In my view, neither liberal nationalism nor a deconstruction of the legacy of western reason are adequate to this task: this new political community can best be characterized as aspiring to a “cosmopolitanism from below” in which the universalist ideals of equality and freedom, community and solidarity find new articulations through local as well as transnational iterations.  This cosmopolitanism from below ought to be an example of a new understanding of community centered around the interaction of the local with the national, of the transnational with regional movements, practices, insights, and ideas. Let me be more concrete:

Just as the attack on women’s reproductive freedoms and LGBTQ+ people’s civil and political rights is taking place in Poland as well as in Brazil, in Hungary as well as Turkey, so too, must the resistance to such attacks be organized in local and transnational, regional as well as cosmopolitan terms.

Just as the attack on Kashmiri Muslims who are increasingly robbed of their Indian citizenship must be organized locally as well as transnationally, so too, must the struggle against the beating of a handicapped African migrant in Italy be organized transnationally as well as locally.  Cosmopolitan solidarity with the other goes beyond the old dichotomies of east and west, north and south to defend “the right to have rights” (Arendt 1949 and 1979) on a global scale.

Just as the continuing deforestation of the Amazonas is an attack on the health of the planet as a whole, it is also an attack on the way of life of the native peoples of this region (Jurkevics 2022). Just as the land grab by multinational corporations as well as governments like China of hundreds of thousands of acres of land, water and other natural resources in Africa, is not only an attack on the environment, it is also an attack on peoples’ democratic rights to be able to control their own land and resources.  Resistance to such land grabs too will require cosmopolitan solidarity from below.

Contrary to cosmopolitical anxieties and populist denunciations, the cosmopolitan project is not over. If anything, it now has to be realized on a truly global level through movements that do not aspire to speak in the name of a single universal alone; but which construct a new imagination of a differentiated and non-identitarian humanity for whom the distinctiveness of self and other is a source of creative tension as well as struggle.

In this new articulation of cosmopolitanism, we may find pathways toward not only a global ethics and politics but to a planetary one as well.  The Ancient Greek Stoics who identified the cosmos with reason (nōus), did not think of such reason in Cartesian terms, as rendering us “maîtres et possesseurs de la Nature”  (masters and possessors of nature) (Descartes) Nōus was a form of mindfulness in synchrony with nature.  Even for Aristotle, one of the old masters of dualist ontology, the movement of the heavens presented an image of eternity which “mind contemplating itself” could only poorly proximate. Mind and the cosmos mirrored one another.

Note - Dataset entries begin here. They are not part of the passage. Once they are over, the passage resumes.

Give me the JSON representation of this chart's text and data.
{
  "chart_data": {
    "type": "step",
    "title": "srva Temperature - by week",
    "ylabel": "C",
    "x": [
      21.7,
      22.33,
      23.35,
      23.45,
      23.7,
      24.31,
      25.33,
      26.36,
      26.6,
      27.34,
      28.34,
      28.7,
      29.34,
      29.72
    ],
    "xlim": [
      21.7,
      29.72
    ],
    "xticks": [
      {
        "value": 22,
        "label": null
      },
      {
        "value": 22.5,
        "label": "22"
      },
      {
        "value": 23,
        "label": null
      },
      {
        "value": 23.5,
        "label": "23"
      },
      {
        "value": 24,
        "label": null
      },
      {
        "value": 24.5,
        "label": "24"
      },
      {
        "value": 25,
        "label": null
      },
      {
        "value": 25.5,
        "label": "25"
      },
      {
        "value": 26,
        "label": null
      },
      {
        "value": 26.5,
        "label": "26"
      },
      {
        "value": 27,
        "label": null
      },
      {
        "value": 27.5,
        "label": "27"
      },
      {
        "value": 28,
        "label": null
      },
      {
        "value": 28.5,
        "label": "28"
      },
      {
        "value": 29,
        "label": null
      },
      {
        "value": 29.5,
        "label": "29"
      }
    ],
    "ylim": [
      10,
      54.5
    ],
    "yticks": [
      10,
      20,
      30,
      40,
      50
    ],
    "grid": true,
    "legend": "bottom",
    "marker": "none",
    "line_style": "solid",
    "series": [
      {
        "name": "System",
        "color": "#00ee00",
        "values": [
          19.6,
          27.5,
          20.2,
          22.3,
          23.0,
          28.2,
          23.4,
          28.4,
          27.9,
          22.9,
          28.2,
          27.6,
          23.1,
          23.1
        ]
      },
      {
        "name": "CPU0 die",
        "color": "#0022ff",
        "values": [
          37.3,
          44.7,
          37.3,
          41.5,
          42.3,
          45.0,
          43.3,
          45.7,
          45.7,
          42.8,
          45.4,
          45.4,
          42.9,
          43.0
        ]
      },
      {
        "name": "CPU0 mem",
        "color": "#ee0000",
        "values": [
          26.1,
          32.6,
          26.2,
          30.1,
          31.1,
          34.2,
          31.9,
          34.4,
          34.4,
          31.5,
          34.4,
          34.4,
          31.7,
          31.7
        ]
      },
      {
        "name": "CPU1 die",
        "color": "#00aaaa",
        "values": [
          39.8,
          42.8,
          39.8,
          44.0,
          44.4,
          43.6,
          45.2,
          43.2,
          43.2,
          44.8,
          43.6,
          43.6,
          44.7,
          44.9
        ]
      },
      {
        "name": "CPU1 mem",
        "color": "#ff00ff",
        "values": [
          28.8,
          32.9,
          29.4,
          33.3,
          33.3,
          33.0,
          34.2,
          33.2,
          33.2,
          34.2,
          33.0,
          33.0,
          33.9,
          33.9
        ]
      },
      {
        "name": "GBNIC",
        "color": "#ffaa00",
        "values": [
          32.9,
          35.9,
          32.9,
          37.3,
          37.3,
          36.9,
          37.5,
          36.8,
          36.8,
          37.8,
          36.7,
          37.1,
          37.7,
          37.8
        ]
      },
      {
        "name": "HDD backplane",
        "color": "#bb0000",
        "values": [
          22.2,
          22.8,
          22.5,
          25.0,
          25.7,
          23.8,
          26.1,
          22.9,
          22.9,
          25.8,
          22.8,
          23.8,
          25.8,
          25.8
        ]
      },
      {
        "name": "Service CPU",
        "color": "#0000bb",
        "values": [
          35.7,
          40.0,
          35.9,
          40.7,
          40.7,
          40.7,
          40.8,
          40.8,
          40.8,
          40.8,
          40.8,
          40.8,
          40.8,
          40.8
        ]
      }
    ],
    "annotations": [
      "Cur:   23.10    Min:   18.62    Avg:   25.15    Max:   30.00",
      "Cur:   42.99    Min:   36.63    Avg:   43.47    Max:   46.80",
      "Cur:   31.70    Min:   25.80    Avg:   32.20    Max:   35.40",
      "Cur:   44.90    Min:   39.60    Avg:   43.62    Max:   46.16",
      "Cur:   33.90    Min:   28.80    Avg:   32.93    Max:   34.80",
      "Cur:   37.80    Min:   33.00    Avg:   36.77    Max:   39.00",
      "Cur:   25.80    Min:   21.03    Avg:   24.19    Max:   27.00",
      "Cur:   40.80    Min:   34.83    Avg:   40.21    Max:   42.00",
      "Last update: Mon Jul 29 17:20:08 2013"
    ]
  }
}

For the much-maligned Kant too, there is an important distinction between die Welt (the world) und die Erdkugel (the globus).  His political cosmopolitanism envisages the building of institutions in a world which we share with others; but one of the moments of ethical realization that leads us toward cosmopolitanism is the recognition that, because the surface of the earth is spherical we cannot extend on it infinitely, and that sooner or later we will encounter other beings just like ourselves with whom we must learn to share this surface. (Kant 1797 [1922]:66; cf. Benhabib 2004:32-33) This “sharing with others” of the surface of the earth could form the missing link between worldly cosmopolitanism and an ecological ethics of planetary interdependence.

In conclusion, despite growing disillusionment with cosmopolitanism for some, and despite its polemical rejection by others, cosmopolitanism remains indeed “a noble ideal” (Nussbaum) with much power to illuminate our present and future.